Critics ranging from undergraduates unable to get an appointment to complain about midterm grades to Wall Street Journal op-ed writers have attacked the attention faculty pay to what can appear to be unnecessarily esoteric research.[5] Imust admit to having mixed emotions about these criticisms. There is nothing wrong with demanding that faculty remember their responsibility to share their knowledge with non-specialists, and I am a firm believer in the importance of teaching. What such critics tend to miss, however, is the responsibility of professors not only to repeat old knowledge but to create new knowledge as well. At their best, such criticisms can serve to puncture the pomposity of over-specialized academics. At their worst, they sink to the level of the know-nothings who want to eliminate the library budget because no one has read all the books that are already in it.

Another peculiarity of the academic world is that the vast majority of these publications are essentially unpaid volunteer work. Academic journals do not pay their authors, nor do they usually pay their editors, who receive small stipends or teaching releases in return for their service to the profession. Typically, the reviewers who provide the double-blind evaluations necessary for peer review are also volunteers.[6] Compensation comes indirectly, in the form of tenure, promotion, or merit bonuses from one’s own university (as long as one is on the tenure track…but you guessed that already). Rare is the professor who makes real money from books. Most are happy to sell a few hundred copies in hardback to research libraries.[7] A fortunate minority makes it to paperback. Those books are adopted for course use, and can enjoy lifetime royalties that may even extend into four figures. An even smaller, most fortunate few may actually reach the broader general audience that is referenced in every book proposal ever written.

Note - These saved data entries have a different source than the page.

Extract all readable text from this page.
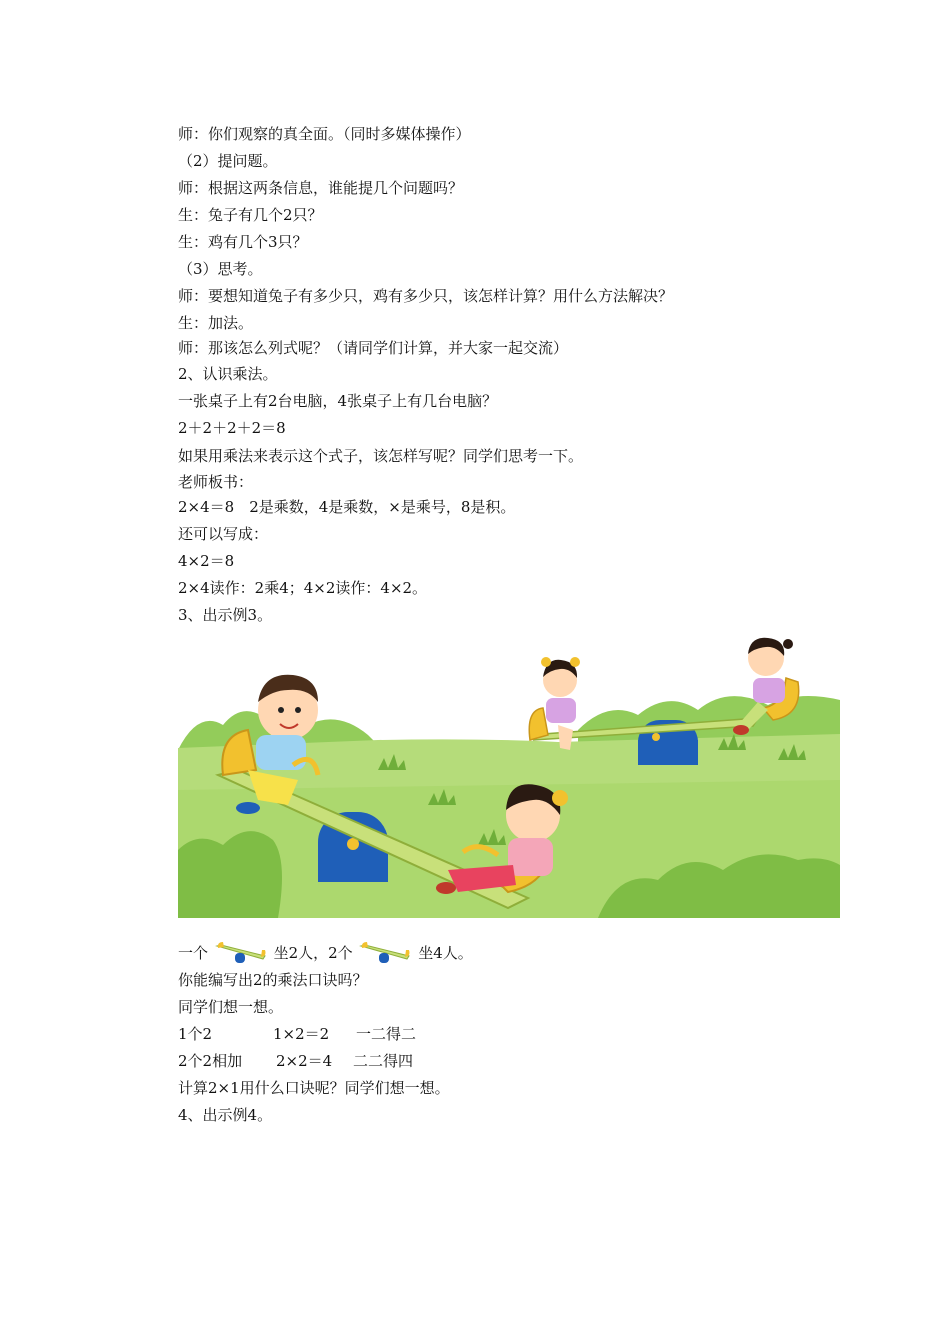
师：你们观察的真全面。（同时多媒体操作）
（2）提问题。
师：根据这两条信息，谁能提几个问题吗？
生：兔子有几个2只？
生：鸡有几个3只？
（3）思考。
师：要想知道兔子有多少只，鸡有多少只，该怎样计算？用什么方法解决？
生：加法。
师：那该怎么列式呢？（请同学们计算，并大家一起交流）
2、认识乘法。
一张桌子上有2台电脑，4张桌子上有几台电脑？
2＋2＋2＋2＝8
如果用乘法来表示这个式子，该怎样写呢？同学们思考一下。
老师板书：
2×4＝8　2是乘数，4是乘数，×是乘号，8是积。
还可以写成：
4×2＝8
2×4读作：2乘4；4×2读作：4×2。
3、出示例3。
一个	坐2人，2个	坐4人。
你能编写出2的乘法口诀吗？
同学们想一想。
1个2	1×2＝2 一二得二
2个2相加 2×2＝4 二二得四
计算2×1用什么口诀呢？同学们想一想。
4、出示例4。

In the end, however, publication is valuable for how it serves the career interests of the professors—allowing them to develop a reputation in their fields, gain and hold plum positions, and especially to achieve the security of tenure. Critics might say this reveals a tension between the pursuit of knowledge and the demands of careerism, but no one has been able to come up with a better system.

At the same time, the relative weight given to teaching, research, and service in an overall tenure evaluation, and even the definition of success in each area, is a private matter to be determined by individual universities and their faculty. In vain do people search for some kind of precise measurement—the kind of thing the modern world craves.[8] Anyone who has gone through the tenure process (as your author has, multiple times) knows that Franz Kafka was an optimist. Schools are reluctant to be too specific in advance, lest they rob themselves of the freedom to decide individual cases without fear of litigation. Even when individual departments try to give specific advice, that advice comes with the large asterisk that no one can predict how the upper levels of administration, where the final decision rests, will ultimately decide a case. In the end, the only thing to be sure of is that you should probably be doing more than you are.[9]

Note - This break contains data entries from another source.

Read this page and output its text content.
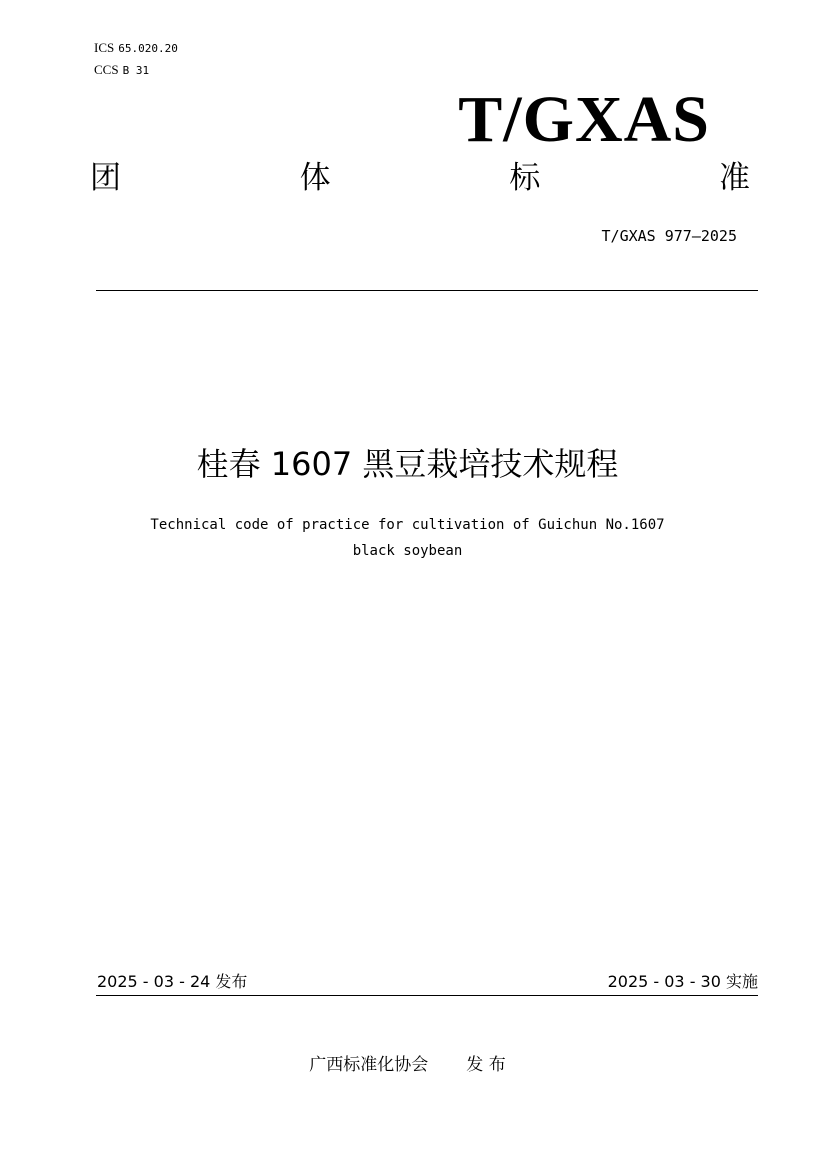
ICS 65.020.20
CCS B 31
T/GXAS
团	体	标	准
T/GXAS 977—2025
桂春 1607 黑豆栽培技术规程
Technical code of practice for cultivation of Guichun No.1607
black soybean
2025 - 03 - 24 发布	2025 - 03 - 30 实施
广西标准化协会 发 布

That is one of the major reasons why so many professors become less productive once they cross the tenure finish line. That sense of crossing over, and being expected to take on greater responsibility for the community, yet somehow having to create meaning and purpose on their own, without that big brass ring as a motivator, can be an incredible burden. The phenomenon is so widespread that a recent article in The Chronicle of Higher Education explores the question of why Associate Professors have become some of the unhappiest people on campus.

Maybe they could all use some time off after all.